Malgré le retard pris par la Zlecaf, le traité a déjà été ratifié par une quarantaine de pays africains. Les économistes y voient une possible rupture avec un modèle économique hérité de la colonisation.
Les économistes sont unanimes : la Zlecaf sera un outil panafricain par excellence. A condition que le traité, censé instaurer la plus vaste zone de libre-échange au monde, donne lieu à de véritables mesures économiques et à une diminution des relations déséquilibrées entre les Etats africains et les anciennes puissances coloniales. Prévue à l’été 2020, la Zlecaf est entrée officiellement en vigueur le 1er janvier dernier. Et avec l’espoir de réunir les 55 pays africains à terme — une quarantaine de pays ont pour l’instant ratifié le traité —, la Zone de libre-échange continentale africaine (Zlecaf) doit permettre de rompre avec un modèle économique hérité de la colonisation et qui n’a jamais permis à l’Afrique de s’émanciper, avec notamment une revue à la baisse, voire une suppression des droits de douane entre Etats africains.
Cette possible rupture avec l’époque coloniale, c’est en tout cas l’objectif partage par l’ex-directeur général de l’Organisation mondiale du commerce (OMC) Pascal Lamy qui, interrogé par La Tribune, estime que « la faible part du continent africain dans le commerce international n’est pas d’abord la conséquence des règles du commerce mondial, mais celle d’un certain nombre d’éléments comme la partition coloniale de l’Afrique en une cinquantaine de pays, ou la taille relativement réduite, des économies africaines ». Les chiffres parlent d’eux-mêmes : « Héritage de l’époque coloniale, les pays d’Afrique exportent essentiellement des matières premières brutes vers l’Europe ou l’Asie mais échangent peu entre eux. En effet, seulement 16 % du commerce des États africains se fait dans le continent », résume Thomas Yapo, analyste économique ivoirien. La Zlecaf est donc, poursuit-il, « le premier pas vers une union économique dont les théoriciens du panafricanisme rêvent depuis des décennies ». Bien plus qu’un outil économique, la Zlecaf serait donc le symbole de cette future autonomie africaine ?
« La véritable intégration économique passera par la suppression des frontières »
L’héritage colonial, dans l’économie africaine, on le retrouve avec ce que Pascal Lamy appelle « l’escalade tarifaire, avec des droits de douane plus élevés sur les produits transformés comme le chocolat, que sur la matière première ». Or, en théorie, si les pays africains augmentaient leurs échanges commerciaux, les profits seraient quasi immédiats : créations d’emplois et amélioration du niveau de vie des populations sur tout le continent. Un rapport de l’Agence de développement de l’Union africaine démontre que « l’intégration et la croissance économiques africaines ont été confrontées à des modèles historiques d’exploitation coloniale qui ont façonné une infrastructure conçue pour tirer des ressources, mais pas pour développer une capacité économique interne et diversifiée ».

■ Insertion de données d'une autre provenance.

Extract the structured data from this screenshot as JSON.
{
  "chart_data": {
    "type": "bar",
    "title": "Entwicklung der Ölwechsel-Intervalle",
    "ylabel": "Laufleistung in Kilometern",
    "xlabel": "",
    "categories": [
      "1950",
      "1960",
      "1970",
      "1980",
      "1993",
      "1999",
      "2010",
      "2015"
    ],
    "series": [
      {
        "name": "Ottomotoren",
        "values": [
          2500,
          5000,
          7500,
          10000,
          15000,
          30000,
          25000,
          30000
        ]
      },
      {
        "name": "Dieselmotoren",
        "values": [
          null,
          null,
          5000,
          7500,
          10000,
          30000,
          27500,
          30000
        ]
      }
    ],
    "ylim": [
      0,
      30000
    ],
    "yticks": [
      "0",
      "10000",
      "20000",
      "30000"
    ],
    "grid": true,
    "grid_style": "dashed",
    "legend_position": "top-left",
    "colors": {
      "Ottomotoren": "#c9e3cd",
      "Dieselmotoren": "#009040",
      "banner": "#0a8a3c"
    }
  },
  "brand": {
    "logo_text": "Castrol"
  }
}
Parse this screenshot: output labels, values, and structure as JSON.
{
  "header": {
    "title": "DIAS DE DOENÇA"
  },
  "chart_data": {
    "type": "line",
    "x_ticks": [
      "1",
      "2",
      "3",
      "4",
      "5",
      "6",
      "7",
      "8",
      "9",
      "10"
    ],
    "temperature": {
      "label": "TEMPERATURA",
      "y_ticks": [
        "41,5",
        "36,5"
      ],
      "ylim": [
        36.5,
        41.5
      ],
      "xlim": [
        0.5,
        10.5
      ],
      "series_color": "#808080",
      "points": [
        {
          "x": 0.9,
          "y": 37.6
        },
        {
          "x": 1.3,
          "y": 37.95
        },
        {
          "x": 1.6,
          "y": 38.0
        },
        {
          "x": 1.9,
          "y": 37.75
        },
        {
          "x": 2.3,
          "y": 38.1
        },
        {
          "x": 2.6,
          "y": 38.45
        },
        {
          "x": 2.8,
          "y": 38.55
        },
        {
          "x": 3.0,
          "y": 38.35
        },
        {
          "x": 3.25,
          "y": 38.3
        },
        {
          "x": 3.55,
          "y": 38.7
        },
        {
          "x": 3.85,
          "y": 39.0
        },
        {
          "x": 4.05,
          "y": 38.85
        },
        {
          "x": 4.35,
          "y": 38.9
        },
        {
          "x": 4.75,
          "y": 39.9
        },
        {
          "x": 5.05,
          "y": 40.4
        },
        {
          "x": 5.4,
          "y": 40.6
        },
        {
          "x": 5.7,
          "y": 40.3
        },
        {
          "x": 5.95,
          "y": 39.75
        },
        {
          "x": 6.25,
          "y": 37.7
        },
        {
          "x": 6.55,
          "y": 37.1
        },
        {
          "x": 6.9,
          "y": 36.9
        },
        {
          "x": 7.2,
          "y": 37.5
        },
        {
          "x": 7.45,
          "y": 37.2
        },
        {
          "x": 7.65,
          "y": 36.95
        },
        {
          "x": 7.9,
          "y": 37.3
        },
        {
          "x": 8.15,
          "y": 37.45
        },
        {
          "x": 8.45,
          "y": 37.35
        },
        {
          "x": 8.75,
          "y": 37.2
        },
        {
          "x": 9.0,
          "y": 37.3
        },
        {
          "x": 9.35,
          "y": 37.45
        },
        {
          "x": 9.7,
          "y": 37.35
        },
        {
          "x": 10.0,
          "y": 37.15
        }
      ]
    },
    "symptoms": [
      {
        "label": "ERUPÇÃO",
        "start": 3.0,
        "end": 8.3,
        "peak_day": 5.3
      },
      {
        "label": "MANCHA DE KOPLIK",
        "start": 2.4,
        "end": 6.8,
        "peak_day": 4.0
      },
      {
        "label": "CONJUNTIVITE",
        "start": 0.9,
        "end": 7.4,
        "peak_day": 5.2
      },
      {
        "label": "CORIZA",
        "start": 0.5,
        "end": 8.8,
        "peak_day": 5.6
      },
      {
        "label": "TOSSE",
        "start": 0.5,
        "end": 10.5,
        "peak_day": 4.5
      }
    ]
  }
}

La Zlecaf serait donc la solution à tous les maux et la fin annoncée, soixante ans après les décolonisations africaines, d’un système archaïque qui profite plus à l’Occident qu’à l’Afrique. La zone de libre-échange « est la meilleure manière de sortir de ce que le colonialisme a légué de pire à l’Afrique : un kaléidoscope de pays. Le pire héritage colonial, ce sont les frontières ! C’est d’ailleurs un paradoxe historique que la décolonisation politique se soit faite au nom de ces frontières et avec ces frontières, et que la décolonisation économique passe par leur effacement, s’étonne Pascal Lamy. Nous avons inculqué le nationalisme politique et économique à ce continent et il faut en sortir pour entrer dans la globalisation. A terme, la véritable intégration économique et commerciale devra passer par la suppression des frontières ».
Reste à savoir si la Zlecaf donnera les effets escomptés et si, dans la pratique, ce traité permettra à l’Afrique de s’émanciper des anciennes colonies. « C’est un pas en avant, au moins la vision a du charme, admet l’économiste Camerounais Yamb N’Timba. Maintenant il faut que cela devienne opératoire à travers un encadrement qui se fera via un mécanisme politique dont le stade ultime devrait être la constitution des Etats-Unis d’Afrique ». « La Zlecaf ne sera couronnée de succès que si ses pays membres intègrent la stratégie régionale dans leurs politiques nationales et prennent des mesures proactives face aux risques de tensions entre ces deux niveaux », poursuivent les économistes Woubet Kassa et Albert Zufack. Il y a donc encore beaucoup de questions autour de la Zlecaf. Enormément d’espoirs aussi. Si les négociations sont bien menées, la Zone de libre-échange continentale africaine peut en tout cas être le début d’une nouvelle ère.